Take for example the decision to stage the freestyle skiing competition at Cypress Mountain. Cypress is the classic low elevation Coast mountain: it can have a tonne of snow dumped on it one week and be brown and green the next. The organizers no doubt had their reasons for wanting to stage the freestyle skiing there in spite of the very real possibility of there being no snow. Their underlying logic was no doubt that in the worst case scenario, technology allows you to make enough snow to ski on even if there's not a flake on the mountain. You see it often in Europe at World Cup ski events: racers hurtling down a white course on an otherwise brown mountainside, spectators wearing light jackets.
Nonetheless, the site at Cypress is inherently flawed for freestyle. Low-lying clouds, fog, mist and precipitation regularly make visibility poor - not a good risk to take when you're on a tight schedule. And rain - which lower Cypress is bound to get in any two week span in winter - is much faster at dissolving snow than mild temperatures. Another problem is the crowds: yes, you can make a skiing surface for the competitors, but the spectators may be left wallowing like pigs in a mud pit. The media's reporting today that organizers may have to cancel some spectators tickets at Cypress for this very reason.
Another puzzling problem they had at Cypress was that the snow ramps the competitors jump off kept melting in the days before the games opened. The organizers were scrambling to find a way to overcome this. They finally found one - plastic drainage pipes packed with dry ice (frozen carbon dioxide) embedded in the ramps seem to be working.
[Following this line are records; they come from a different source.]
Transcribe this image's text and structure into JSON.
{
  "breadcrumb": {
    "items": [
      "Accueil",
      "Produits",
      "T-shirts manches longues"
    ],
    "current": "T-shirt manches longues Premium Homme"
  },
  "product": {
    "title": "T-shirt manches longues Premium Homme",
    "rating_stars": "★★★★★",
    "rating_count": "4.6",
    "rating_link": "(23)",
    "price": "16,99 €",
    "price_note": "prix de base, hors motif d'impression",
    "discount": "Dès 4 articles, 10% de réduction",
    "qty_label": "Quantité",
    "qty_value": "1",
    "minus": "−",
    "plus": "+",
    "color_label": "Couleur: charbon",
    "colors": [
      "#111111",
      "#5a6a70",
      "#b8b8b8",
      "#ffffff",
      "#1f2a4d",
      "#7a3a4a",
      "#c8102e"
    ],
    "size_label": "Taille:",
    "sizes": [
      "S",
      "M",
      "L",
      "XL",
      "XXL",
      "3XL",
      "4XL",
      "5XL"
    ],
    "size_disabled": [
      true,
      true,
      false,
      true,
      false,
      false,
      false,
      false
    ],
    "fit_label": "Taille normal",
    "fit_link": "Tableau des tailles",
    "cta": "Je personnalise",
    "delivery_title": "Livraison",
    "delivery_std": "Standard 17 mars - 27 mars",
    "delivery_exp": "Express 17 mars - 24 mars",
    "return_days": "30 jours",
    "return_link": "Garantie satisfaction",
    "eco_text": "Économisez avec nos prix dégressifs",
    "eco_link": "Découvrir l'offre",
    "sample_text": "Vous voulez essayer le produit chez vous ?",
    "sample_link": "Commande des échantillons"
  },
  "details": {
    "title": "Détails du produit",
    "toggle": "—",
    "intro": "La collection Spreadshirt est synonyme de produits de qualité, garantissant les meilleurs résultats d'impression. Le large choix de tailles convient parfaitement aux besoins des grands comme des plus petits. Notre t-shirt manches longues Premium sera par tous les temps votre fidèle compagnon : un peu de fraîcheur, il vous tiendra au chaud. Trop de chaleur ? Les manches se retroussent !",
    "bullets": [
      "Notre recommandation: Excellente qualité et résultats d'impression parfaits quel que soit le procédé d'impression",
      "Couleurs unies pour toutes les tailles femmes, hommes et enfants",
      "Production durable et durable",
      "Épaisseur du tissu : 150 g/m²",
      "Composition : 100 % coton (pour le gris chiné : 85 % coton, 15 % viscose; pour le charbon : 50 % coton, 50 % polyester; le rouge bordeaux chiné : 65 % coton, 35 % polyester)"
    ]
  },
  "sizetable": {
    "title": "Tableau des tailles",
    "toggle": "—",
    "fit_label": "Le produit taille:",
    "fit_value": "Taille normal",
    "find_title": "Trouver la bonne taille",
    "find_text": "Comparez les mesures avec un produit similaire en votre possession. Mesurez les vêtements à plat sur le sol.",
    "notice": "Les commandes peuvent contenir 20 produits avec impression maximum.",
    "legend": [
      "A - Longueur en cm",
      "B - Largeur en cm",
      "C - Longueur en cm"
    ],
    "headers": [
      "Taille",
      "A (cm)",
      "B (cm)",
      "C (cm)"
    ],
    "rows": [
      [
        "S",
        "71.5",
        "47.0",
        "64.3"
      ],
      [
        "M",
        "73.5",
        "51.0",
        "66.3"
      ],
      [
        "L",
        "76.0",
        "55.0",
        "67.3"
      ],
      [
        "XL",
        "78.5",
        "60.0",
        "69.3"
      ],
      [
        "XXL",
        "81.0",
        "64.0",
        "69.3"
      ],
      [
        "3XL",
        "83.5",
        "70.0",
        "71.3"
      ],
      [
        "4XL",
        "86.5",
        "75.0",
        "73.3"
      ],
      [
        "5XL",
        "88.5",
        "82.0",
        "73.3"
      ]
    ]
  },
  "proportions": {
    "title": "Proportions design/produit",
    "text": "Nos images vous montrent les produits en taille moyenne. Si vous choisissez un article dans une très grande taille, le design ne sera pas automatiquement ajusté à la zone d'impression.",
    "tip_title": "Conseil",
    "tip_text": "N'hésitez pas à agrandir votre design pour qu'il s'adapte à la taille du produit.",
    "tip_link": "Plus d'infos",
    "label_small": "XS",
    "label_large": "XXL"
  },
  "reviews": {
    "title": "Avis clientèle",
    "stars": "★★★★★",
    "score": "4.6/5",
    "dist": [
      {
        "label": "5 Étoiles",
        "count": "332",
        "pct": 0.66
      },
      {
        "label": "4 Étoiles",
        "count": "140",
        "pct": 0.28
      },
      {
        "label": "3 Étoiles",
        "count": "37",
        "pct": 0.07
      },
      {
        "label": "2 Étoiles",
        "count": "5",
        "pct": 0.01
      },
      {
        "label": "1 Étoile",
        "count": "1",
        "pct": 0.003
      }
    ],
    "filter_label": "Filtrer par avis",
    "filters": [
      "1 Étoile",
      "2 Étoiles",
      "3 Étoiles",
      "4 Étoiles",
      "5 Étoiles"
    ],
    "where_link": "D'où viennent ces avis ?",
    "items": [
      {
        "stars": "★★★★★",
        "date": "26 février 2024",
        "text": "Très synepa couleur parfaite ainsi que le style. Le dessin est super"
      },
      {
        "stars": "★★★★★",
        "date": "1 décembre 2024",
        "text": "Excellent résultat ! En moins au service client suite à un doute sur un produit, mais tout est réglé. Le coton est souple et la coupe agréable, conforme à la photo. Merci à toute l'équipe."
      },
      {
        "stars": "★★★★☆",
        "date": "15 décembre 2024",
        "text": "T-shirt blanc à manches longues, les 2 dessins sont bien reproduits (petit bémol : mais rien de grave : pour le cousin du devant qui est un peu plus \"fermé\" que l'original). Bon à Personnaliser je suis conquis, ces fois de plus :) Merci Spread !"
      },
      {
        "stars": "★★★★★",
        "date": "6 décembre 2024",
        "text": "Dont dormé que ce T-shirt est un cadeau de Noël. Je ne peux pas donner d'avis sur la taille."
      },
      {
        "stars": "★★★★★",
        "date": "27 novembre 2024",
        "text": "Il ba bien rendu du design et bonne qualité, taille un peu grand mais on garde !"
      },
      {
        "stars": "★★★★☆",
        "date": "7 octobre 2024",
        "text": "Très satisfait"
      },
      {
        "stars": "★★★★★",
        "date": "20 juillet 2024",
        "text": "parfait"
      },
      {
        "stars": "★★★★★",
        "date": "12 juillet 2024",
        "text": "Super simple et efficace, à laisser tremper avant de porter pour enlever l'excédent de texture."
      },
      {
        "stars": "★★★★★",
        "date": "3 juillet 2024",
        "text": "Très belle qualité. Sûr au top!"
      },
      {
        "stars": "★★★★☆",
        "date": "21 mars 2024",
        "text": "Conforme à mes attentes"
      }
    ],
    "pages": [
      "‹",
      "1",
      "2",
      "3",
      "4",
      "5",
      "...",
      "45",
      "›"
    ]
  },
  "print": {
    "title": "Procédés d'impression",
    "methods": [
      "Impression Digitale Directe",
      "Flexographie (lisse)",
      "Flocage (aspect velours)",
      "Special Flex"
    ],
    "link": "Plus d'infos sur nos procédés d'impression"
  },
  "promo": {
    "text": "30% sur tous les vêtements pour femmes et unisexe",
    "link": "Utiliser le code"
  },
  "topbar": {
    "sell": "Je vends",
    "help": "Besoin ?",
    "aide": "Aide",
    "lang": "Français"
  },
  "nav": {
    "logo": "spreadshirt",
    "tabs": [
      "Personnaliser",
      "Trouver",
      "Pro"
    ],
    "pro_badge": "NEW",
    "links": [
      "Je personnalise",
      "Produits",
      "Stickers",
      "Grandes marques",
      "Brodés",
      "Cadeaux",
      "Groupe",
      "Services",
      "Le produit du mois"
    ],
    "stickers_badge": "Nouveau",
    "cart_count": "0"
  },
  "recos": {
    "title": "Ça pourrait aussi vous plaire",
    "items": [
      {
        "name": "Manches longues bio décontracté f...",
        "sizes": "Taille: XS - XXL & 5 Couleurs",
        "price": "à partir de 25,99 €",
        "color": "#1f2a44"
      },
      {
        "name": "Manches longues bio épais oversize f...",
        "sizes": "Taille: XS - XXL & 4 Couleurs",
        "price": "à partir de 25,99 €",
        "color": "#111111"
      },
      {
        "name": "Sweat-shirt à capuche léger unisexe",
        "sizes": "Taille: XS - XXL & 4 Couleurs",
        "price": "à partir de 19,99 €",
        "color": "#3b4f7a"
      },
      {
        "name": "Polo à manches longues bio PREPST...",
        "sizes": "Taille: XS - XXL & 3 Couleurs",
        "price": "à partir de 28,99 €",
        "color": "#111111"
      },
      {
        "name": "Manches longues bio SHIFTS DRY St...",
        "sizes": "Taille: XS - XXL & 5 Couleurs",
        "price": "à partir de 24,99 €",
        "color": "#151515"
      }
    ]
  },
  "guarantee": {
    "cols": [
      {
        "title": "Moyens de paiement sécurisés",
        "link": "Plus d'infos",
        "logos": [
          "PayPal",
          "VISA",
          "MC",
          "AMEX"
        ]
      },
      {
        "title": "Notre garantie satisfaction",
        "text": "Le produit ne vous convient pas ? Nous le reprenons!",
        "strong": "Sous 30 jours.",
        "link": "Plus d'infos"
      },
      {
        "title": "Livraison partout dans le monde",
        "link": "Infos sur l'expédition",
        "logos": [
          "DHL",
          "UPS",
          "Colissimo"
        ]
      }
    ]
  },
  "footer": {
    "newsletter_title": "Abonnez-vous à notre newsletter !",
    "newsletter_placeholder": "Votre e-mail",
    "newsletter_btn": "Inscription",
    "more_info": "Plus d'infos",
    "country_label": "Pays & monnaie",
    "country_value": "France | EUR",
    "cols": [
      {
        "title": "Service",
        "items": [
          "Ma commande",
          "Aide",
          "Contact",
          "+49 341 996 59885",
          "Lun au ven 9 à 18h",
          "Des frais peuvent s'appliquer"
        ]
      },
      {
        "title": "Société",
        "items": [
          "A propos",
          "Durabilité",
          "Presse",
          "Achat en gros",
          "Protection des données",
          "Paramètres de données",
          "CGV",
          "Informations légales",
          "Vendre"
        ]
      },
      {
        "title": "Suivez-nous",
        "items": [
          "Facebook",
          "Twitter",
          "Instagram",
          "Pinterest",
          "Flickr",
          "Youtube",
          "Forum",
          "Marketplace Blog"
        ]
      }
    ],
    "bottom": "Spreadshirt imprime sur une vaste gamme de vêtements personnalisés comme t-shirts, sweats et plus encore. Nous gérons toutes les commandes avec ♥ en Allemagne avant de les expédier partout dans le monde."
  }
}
Carbon dioxide-stuffed plastic tubes seem a poor symbol for a games which says it hopes to be more environmentally friendly than those that preceded it (it's all relative, but you'd have to bribe me with gold medal game hockey tickets before I'd say these games are more environmentally benign than either of the Lake Placid games).
The poor individual responsible for constructing these ski ramps is reported to have said he wished he'd studied physics. Actually, he should have studied environmental history. In the days before electricity, rural people regularly stored winter ice well into the height of summer in ice houses, which were often simple wooden structures built above ground. How did they keep their ice from melting? After cutting the blocks from lakes, the individual blocks were then rolled in sawdust to insulate them. A ski ramp constructed out of sawdust-packed ice blocks and covered with plastic sheeting when not in use to keep the rain off should have been fine. Simple, old technologies that have been refined over generations of trial and error are often the best ones.